ちょっと微笑ましい光景ですらあったが、僕の心は破滅のピンチだ。
「あ、あ、あ……。終わりだ、もうなにもかも終わりだ……」
「何が終わるというのでしょうか」
のんびりと後ろからついてきていたミドリコが、僕のそばにやって来た。
「いやだって、過去と未来が遭遇したら、タイムパラドックスで世界が壊れて……」
その言葉にミドリコは目を細め、やれやれといった表情でフーッとため息をついた。うんざりするほど人間くさい態度。
「その発言の分析が完了いたしました。貴方は先ほどのわたくしの説明をごく低レベルでしか理解していなかったようですね」
「え」
「あそこにいる二人の葵は、あくまでも違う世界に存在している別の人間です。サイエンス・フィクションにおけるタイムパラドクス、過去改変による矛盾の発生など起こるはずがありません」
「だ、大丈夫なの?」
「問題ありません。むしろ問題なのはこれしきの理解すら得られなかった貴方の知能のほうです」
……ホントにこいつはひと言多い。
二人の日向葵の様子を見ると、なぜか彼女たちは抱き合って身体を撫であっていた。
「よーしよしよしよし、あたしはやっぱりかわいいね~」
「よ、よーしよしよしよし、お姉さんもなんかあたしに似てかわいいね~」
動物でも撫でているかのような。
何やってんだあれ?
意味不明なスキンシップを続ける二人の横を通り抜けて、ひなちゃんと一緒にいた女生徒が僕に近づいてきた。
ストレートの黒髪を背中までのばした、正統派な感じの子。制服のリボンの色で確認すると、ひなちゃんと同じ一年生。もしかしてひなちゃんと一緒にいたバスケ部の子かな。
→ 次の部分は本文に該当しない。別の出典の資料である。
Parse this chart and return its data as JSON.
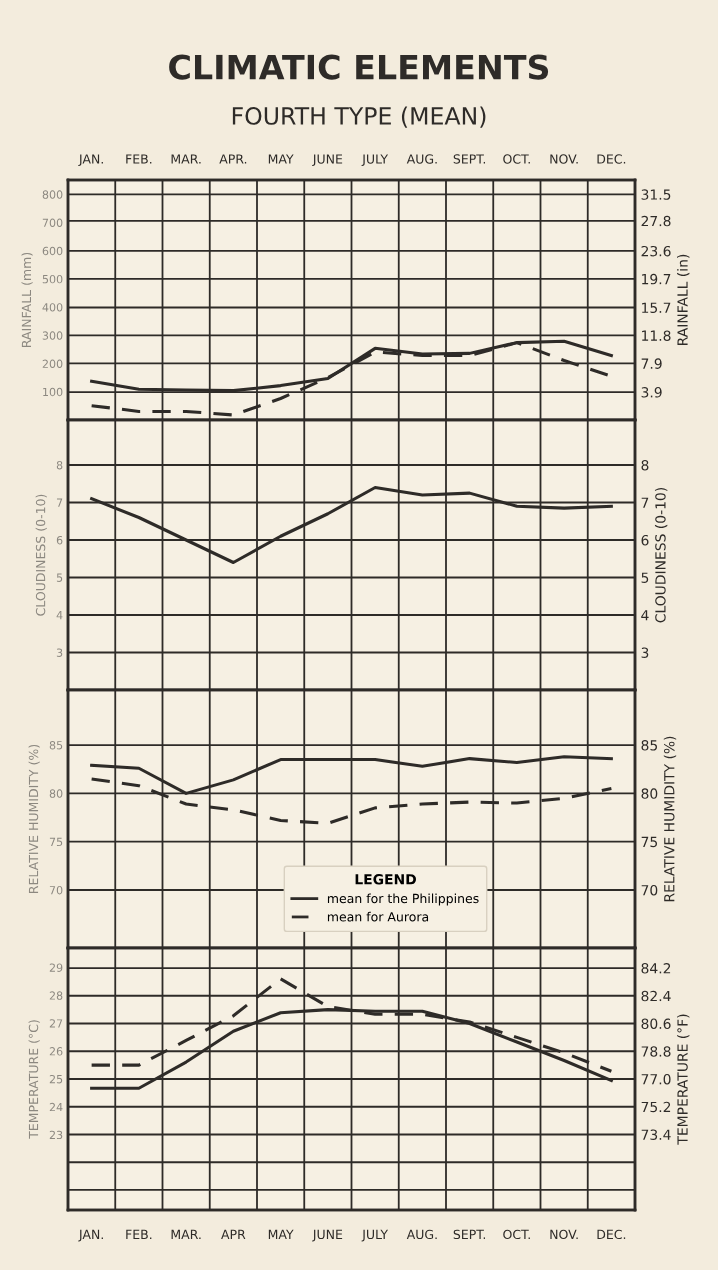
{
  "chart_data": [
    {
      "type": "line",
      "title": "CLIMATIC ELEMENTS",
      "subtitle": "FOURTH TYPE (MEAN)",
      "ylabel": "RAINFALL (mm)",
      "y2label": "RAINFALL (in)",
      "categories": [
        "JAN.",
        "FEB.",
        "MAR.",
        "APR.",
        "MAY",
        "JUNE",
        "JULY",
        "AUG.",
        "SEPT.",
        "OCT.",
        "NOV.",
        "DEC."
      ],
      "ylim": [
        0,
        851
      ],
      "yticks": [
        100,
        200,
        300,
        400,
        500,
        600,
        700,
        800
      ],
      "y2lim": [
        0,
        33.5
      ],
      "y2ticks": [
        3.9,
        7.9,
        11.8,
        15.7,
        19.7,
        23.6,
        27.8,
        31.5
      ],
      "series": [
        {
          "color": "#2e2b28",
          "axis": "y2",
          "line_style": "solid",
          "values": [
            5.4,
            4.3,
            4.2,
            4.1,
            4.8,
            5.8,
            10.0,
            9.2,
            9.3,
            10.8,
            11.0,
            9.0
          ]
        },
        {
          "color": "#2e2b28",
          "axis": "y2",
          "line_style": "dashed",
          "values": [
            2.0,
            1.2,
            1.2,
            0.7,
            3.0,
            5.9,
            9.5,
            9.0,
            9.0,
            10.8,
            8.3,
            6.1
          ]
        }
      ],
      "grid": true,
      "marker": "none"
    },
    {
      "type": "line",
      "ylabel": "CLOUDINESS (0-10)",
      "y2label": "CLOUDINESS (0-10)",
      "categories": [
        null,
        null,
        null,
        null,
        null,
        null,
        null,
        null,
        null,
        null,
        null,
        null
      ],
      "ylim": [
        2,
        9.2
      ],
      "yticks": [
        3,
        4,
        5,
        6,
        7,
        8
      ],
      "y2lim": [
        2,
        9.2
      ],
      "y2ticks": [
        3,
        4,
        5,
        6,
        7,
        8
      ],
      "series": [
        {
          "color": "#2e2b28",
          "axis": "y2",
          "line_style": "solid",
          "values": [
            7.1,
            6.6,
            6.0,
            5.4,
            6.1,
            6.7,
            7.4,
            7.2,
            7.25,
            6.9,
            6.85,
            6.9
          ]
        }
      ],
      "grid": true,
      "marker": "none",
      "tick_labels": "y"
    },
    {
      "type": "line",
      "ylabel": "RELATIVE HUMIDITY (%)",
      "y2label": "RELATIVE HUMIDITY (%)",
      "legend_title": "LEGEND",
      "categories": [
        null,
        null,
        null,
        null,
        null,
        null,
        null,
        null,
        null,
        null,
        null,
        null
      ],
      "ylim": [
        64,
        90.7
      ],
      "yticks": [
        70,
        75,
        80,
        85
      ],
      "y2lim": [
        64,
        90.7
      ],
      "y2ticks": [
        70,
        75,
        80,
        85
      ],
      "series": [
        {
          "name": "mean for the Philippines",
          "color": "#2e2b28",
          "axis": "y2",
          "line_style": "solid",
          "values": [
            82.9,
            82.6,
            80.0,
            81.4,
            83.5,
            83.5,
            83.5,
            82.8,
            83.6,
            83.2,
            83.8,
            83.6
          ]
        },
        {
          "name": "mean for Aurora",
          "color": "#2e2b28",
          "axis": "y2",
          "line_style": "dashed",
          "values": [
            81.5,
            80.8,
            78.9,
            78.3,
            77.2,
            76.9,
            78.5,
            78.9,
            79.1,
            79.0,
            79.5,
            80.5
          ]
        }
      ],
      "grid": true,
      "marker": "none",
      "legend": "bottom",
      "tick_labels": "y"
    },
    {
      "type": "line",
      "ylabel": "TEMPERATURE (°C)",
      "y2label": "TEMPERATURE (°F)",
      "categories": [
        "JAN.",
        "FEB.",
        "MAR.",
        "APR",
        "MAY",
        "JUNE",
        "JULY",
        "AUG.",
        "SEPT.",
        "OCT.",
        "NOV.",
        "DEC."
      ],
      "ylim": [
        20.3,
        29.7
      ],
      "yticks": [
        23,
        24,
        25,
        26,
        27,
        28,
        29
      ],
      "y2lim": [
        68.5,
        85.5
      ],
      "y2ticks": [
        {
          "value": 69.8,
          "label": null
        },
        {
          "value": 71.6,
          "label": null
        },
        73.4,
        75.2,
        {
          "value": 77.0,
          "label": "77.0"
        },
        78.8,
        80.6,
        82.4,
        84.2
      ],
      "series": [
        {
          "color": "#2e2b28",
          "axis": "y2",
          "line_style": "solid",
          "values": [
            76.4,
            76.4,
            78.1,
            80.1,
            81.3,
            81.5,
            81.4,
            81.4,
            80.6,
            79.4,
            78.2,
            76.9
          ]
        },
        {
          "color": "#2e2b28",
          "axis": "y2",
          "line_style": "dashed",
          "values": [
            77.9,
            77.9,
            79.5,
            81.1,
            83.5,
            81.7,
            81.2,
            81.2,
            80.7,
            79.7,
            78.7,
            77.5
          ]
        }
      ],
      "grid": true,
      "marker": "none"
    }
  ]
}
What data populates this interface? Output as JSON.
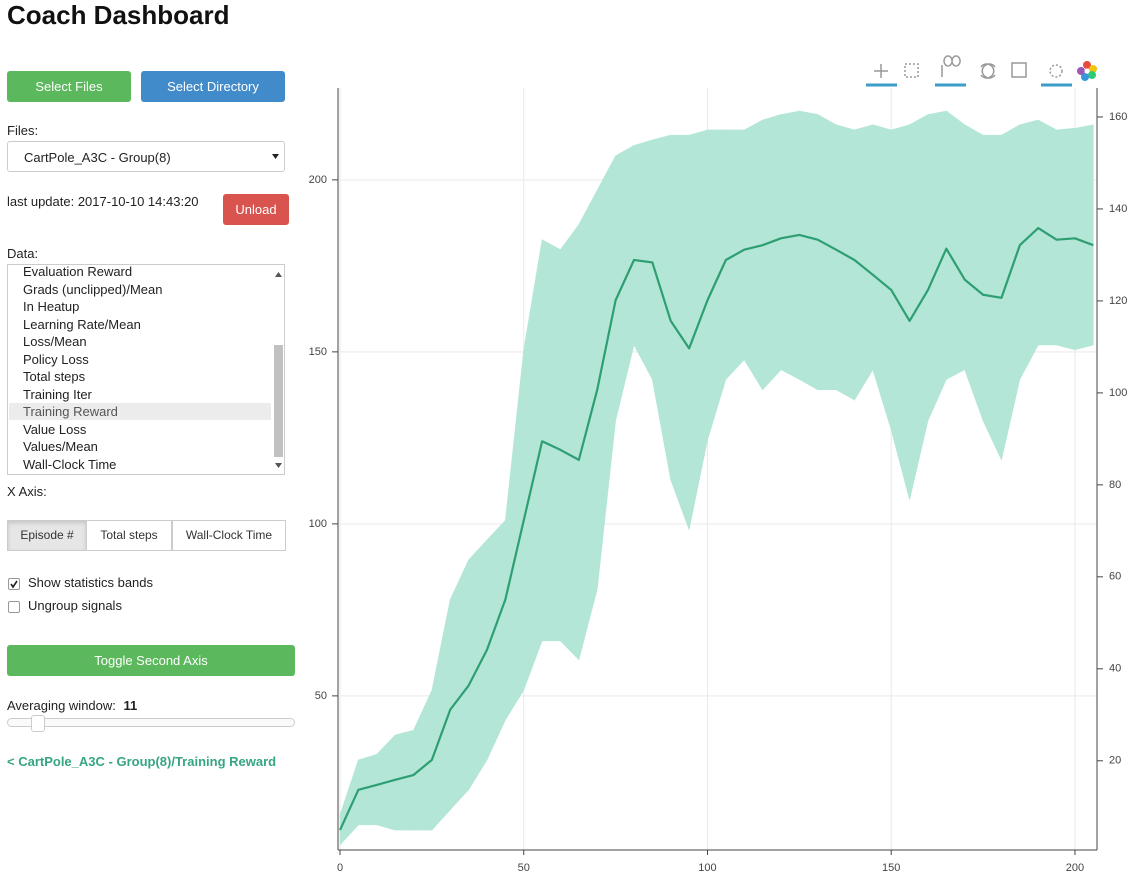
{
  "header": {
    "title": "Coach Dashboard"
  },
  "controls": {
    "select_files": "Select Files",
    "select_directory": "Select Directory",
    "files_label": "Files:",
    "files_selected": "CartPole_A3C - Group(8)",
    "last_update": "last update: 2017-10-10 14:43:20",
    "unload": "Unload",
    "data_label": "Data:",
    "data_items": [
      "Evaluation Reward",
      "Grads (unclipped)/Mean",
      "In Heatup",
      "Learning Rate/Mean",
      "Loss/Mean",
      "Policy Loss",
      "Total steps",
      "Training Iter",
      "Training Reward",
      "Value Loss",
      "Values/Mean",
      "Wall-Clock Time"
    ],
    "data_selected": 8,
    "x_axis_label": "X Axis:",
    "x_axis_options": [
      "Episode #",
      "Total steps",
      "Wall-Clock Time"
    ],
    "x_axis_selected": 0,
    "checkboxes": [
      {
        "label": "Show statistics bands",
        "checked": true
      },
      {
        "label": "Ungroup signals",
        "checked": false
      }
    ],
    "toggle_second_axis": "Toggle Second Axis",
    "averaging_label": "Averaging window:",
    "averaging_value": 11,
    "signal_link": "< CartPole_A3C - Group(8)/Training Reward"
  },
  "chart_data": {
    "type": "line",
    "x": [
      0,
      5,
      10,
      15,
      20,
      25,
      30,
      35,
      40,
      45,
      50,
      55,
      60,
      65,
      70,
      75,
      80,
      85,
      90,
      95,
      100,
      105,
      110,
      115,
      120,
      125,
      130,
      135,
      140,
      145,
      150,
      155,
      160,
      165,
      170,
      175,
      180,
      185,
      190,
      195,
      200,
      205
    ],
    "series": [
      {
        "color": "#2e9e73",
        "values": [
          11,
          22.7,
          24.1,
          25.6,
          27,
          31.4,
          46,
          53,
          63.4,
          78,
          101,
          124,
          121.5,
          118.6,
          139,
          165,
          176.7,
          176,
          159,
          151,
          165,
          176.7,
          179.7,
          181,
          183,
          184,
          182.6,
          179.7,
          176.7,
          172.4,
          168,
          159,
          168,
          180,
          171,
          166.6,
          165.7,
          181,
          186,
          182.6,
          183,
          181
        ]
      }
    ],
    "band": {
      "color": "#b3e6d6",
      "upper": [
        15.4,
        31.4,
        33,
        38.6,
        40,
        51.6,
        78,
        89.5,
        95.3,
        101,
        150.6,
        182.6,
        179.7,
        187,
        197,
        207,
        210,
        211.6,
        213,
        213,
        214.5,
        214.5,
        214.5,
        217.4,
        219,
        220,
        219,
        216,
        214.5,
        216,
        214.5,
        216,
        219,
        220,
        216,
        213,
        213,
        216,
        217.4,
        214.5,
        215,
        216
      ],
      "lower": [
        6.7,
        12.5,
        12.5,
        11,
        11,
        11,
        16.9,
        22.7,
        31.4,
        43,
        51.7,
        66,
        66,
        60.5,
        81,
        130,
        152,
        142,
        112.8,
        98.3,
        124.4,
        142,
        147.7,
        139,
        144.8,
        142,
        139,
        139,
        136,
        144.8,
        127.3,
        107,
        130,
        142,
        144.8,
        130,
        118.6,
        142,
        152,
        152,
        150.6,
        152
      ]
    },
    "xlim": [
      0,
      206
    ],
    "ylim": [
      5.2,
      226.7
    ],
    "y2lim": [
      0.6,
      166.3
    ],
    "xticks": [
      0,
      50,
      100,
      150,
      200
    ],
    "yticks": [
      50,
      100,
      150,
      200
    ],
    "y2ticks": [
      20,
      40,
      60,
      80,
      100,
      120,
      140,
      160
    ],
    "grid": true
  }
}
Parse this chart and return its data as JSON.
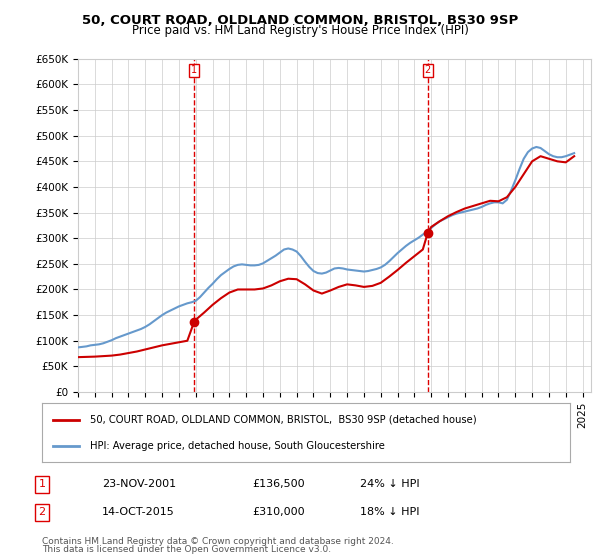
{
  "title": "50, COURT ROAD, OLDLAND COMMON, BRISTOL, BS30 9SP",
  "subtitle": "Price paid vs. HM Land Registry's House Price Index (HPI)",
  "ylabel_ticks": [
    "£0",
    "£50K",
    "£100K",
    "£150K",
    "£200K",
    "£250K",
    "£300K",
    "£350K",
    "£400K",
    "£450K",
    "£500K",
    "£550K",
    "£600K",
    "£650K"
  ],
  "ylim": [
    0,
    650000
  ],
  "ytick_vals": [
    0,
    50000,
    100000,
    150000,
    200000,
    250000,
    300000,
    350000,
    400000,
    450000,
    500000,
    550000,
    600000,
    650000
  ],
  "xlim_start": 1995.0,
  "xlim_end": 2025.5,
  "sale1_x": 2001.9,
  "sale1_y": 136500,
  "sale2_x": 2015.79,
  "sale2_y": 310000,
  "sale1_label": "1",
  "sale2_label": "2",
  "legend_line1": "50, COURT ROAD, OLDLAND COMMON, BRISTOL,  BS30 9SP (detached house)",
  "legend_line2": "HPI: Average price, detached house, South Gloucestershire",
  "table_row1": [
    "1",
    "23-NOV-2001",
    "£136,500",
    "24% ↓ HPI"
  ],
  "table_row2": [
    "2",
    "14-OCT-2015",
    "£310,000",
    "18% ↓ HPI"
  ],
  "footer1": "Contains HM Land Registry data © Crown copyright and database right 2024.",
  "footer2": "This data is licensed under the Open Government Licence v3.0.",
  "price_color": "#cc0000",
  "hpi_color": "#6699cc",
  "vline_color": "#dd0000",
  "background_color": "#ffffff",
  "grid_color": "#cccccc",
  "hpi_data_x": [
    1995.0,
    1995.25,
    1995.5,
    1995.75,
    1996.0,
    1996.25,
    1996.5,
    1996.75,
    1997.0,
    1997.25,
    1997.5,
    1997.75,
    1998.0,
    1998.25,
    1998.5,
    1998.75,
    1999.0,
    1999.25,
    1999.5,
    1999.75,
    2000.0,
    2000.25,
    2000.5,
    2000.75,
    2001.0,
    2001.25,
    2001.5,
    2001.75,
    2002.0,
    2002.25,
    2002.5,
    2002.75,
    2003.0,
    2003.25,
    2003.5,
    2003.75,
    2004.0,
    2004.25,
    2004.5,
    2004.75,
    2005.0,
    2005.25,
    2005.5,
    2005.75,
    2006.0,
    2006.25,
    2006.5,
    2006.75,
    2007.0,
    2007.25,
    2007.5,
    2007.75,
    2008.0,
    2008.25,
    2008.5,
    2008.75,
    2009.0,
    2009.25,
    2009.5,
    2009.75,
    2010.0,
    2010.25,
    2010.5,
    2010.75,
    2011.0,
    2011.25,
    2011.5,
    2011.75,
    2012.0,
    2012.25,
    2012.5,
    2012.75,
    2013.0,
    2013.25,
    2013.5,
    2013.75,
    2014.0,
    2014.25,
    2014.5,
    2014.75,
    2015.0,
    2015.25,
    2015.5,
    2015.75,
    2016.0,
    2016.25,
    2016.5,
    2016.75,
    2017.0,
    2017.25,
    2017.5,
    2017.75,
    2018.0,
    2018.25,
    2018.5,
    2018.75,
    2019.0,
    2019.25,
    2019.5,
    2019.75,
    2020.0,
    2020.25,
    2020.5,
    2020.75,
    2021.0,
    2021.25,
    2021.5,
    2021.75,
    2022.0,
    2022.25,
    2022.5,
    2022.75,
    2023.0,
    2023.25,
    2023.5,
    2023.75,
    2024.0,
    2024.25,
    2024.5
  ],
  "hpi_data_y": [
    87000,
    88000,
    89000,
    91000,
    92000,
    93000,
    95000,
    98000,
    101000,
    105000,
    108000,
    111000,
    114000,
    117000,
    120000,
    123000,
    127000,
    132000,
    138000,
    144000,
    150000,
    155000,
    159000,
    163000,
    167000,
    170000,
    173000,
    175000,
    178000,
    185000,
    194000,
    203000,
    211000,
    220000,
    228000,
    234000,
    240000,
    245000,
    248000,
    249000,
    248000,
    247000,
    247000,
    248000,
    251000,
    256000,
    261000,
    266000,
    272000,
    278000,
    280000,
    278000,
    274000,
    265000,
    254000,
    244000,
    236000,
    232000,
    231000,
    233000,
    237000,
    241000,
    242000,
    241000,
    239000,
    238000,
    237000,
    236000,
    235000,
    236000,
    238000,
    240000,
    243000,
    248000,
    255000,
    263000,
    271000,
    278000,
    285000,
    291000,
    296000,
    301000,
    307000,
    313000,
    320000,
    327000,
    333000,
    337000,
    341000,
    345000,
    348000,
    350000,
    352000,
    354000,
    356000,
    358000,
    361000,
    365000,
    368000,
    370000,
    370000,
    368000,
    375000,
    393000,
    413000,
    435000,
    455000,
    468000,
    475000,
    478000,
    476000,
    470000,
    464000,
    460000,
    458000,
    458000,
    460000,
    463000,
    466000
  ],
  "price_data_x": [
    1995.0,
    1995.5,
    1996.0,
    1996.5,
    1997.0,
    1997.5,
    1998.0,
    1998.5,
    1999.0,
    1999.5,
    2000.0,
    2000.5,
    2001.0,
    2001.5,
    2001.9,
    2002.0,
    2002.5,
    2003.0,
    2003.5,
    2004.0,
    2004.5,
    2005.0,
    2005.5,
    2006.0,
    2006.5,
    2007.0,
    2007.5,
    2008.0,
    2008.5,
    2009.0,
    2009.5,
    2010.0,
    2010.5,
    2011.0,
    2011.5,
    2012.0,
    2012.5,
    2013.0,
    2013.5,
    2014.0,
    2014.5,
    2015.0,
    2015.5,
    2015.79,
    2016.0,
    2016.5,
    2017.0,
    2017.5,
    2018.0,
    2018.5,
    2019.0,
    2019.5,
    2020.0,
    2020.5,
    2021.0,
    2021.5,
    2022.0,
    2022.5,
    2023.0,
    2023.5,
    2024.0,
    2024.5
  ],
  "price_data_y": [
    68000,
    68500,
    69000,
    70000,
    71000,
    73000,
    76000,
    79000,
    83000,
    87000,
    91000,
    94000,
    97000,
    100000,
    136500,
    141000,
    155000,
    170000,
    183000,
    194000,
    200000,
    200000,
    200000,
    202000,
    208000,
    216000,
    221000,
    220000,
    210000,
    198000,
    192000,
    198000,
    205000,
    210000,
    208000,
    205000,
    207000,
    213000,
    225000,
    238000,
    252000,
    265000,
    278000,
    310000,
    322000,
    333000,
    343000,
    351000,
    358000,
    363000,
    368000,
    373000,
    372000,
    380000,
    400000,
    425000,
    450000,
    460000,
    455000,
    450000,
    448000,
    460000
  ]
}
女の子はいちおう先輩である僕に一回頭を下げて、話しかけてきた。
「あの、さっき正門でお会いした先輩ですよね?」
「あっはい、そうです」
「あの人ってひなの親戚かなにかですか。すごく似ていますよね」
「え、えーとね……」
どうやら彼女はひなちゃんの友達なので、家族構成とかも知っているようだ。そっくりだけど姉なんていない、なら親戚か? と推理した模様。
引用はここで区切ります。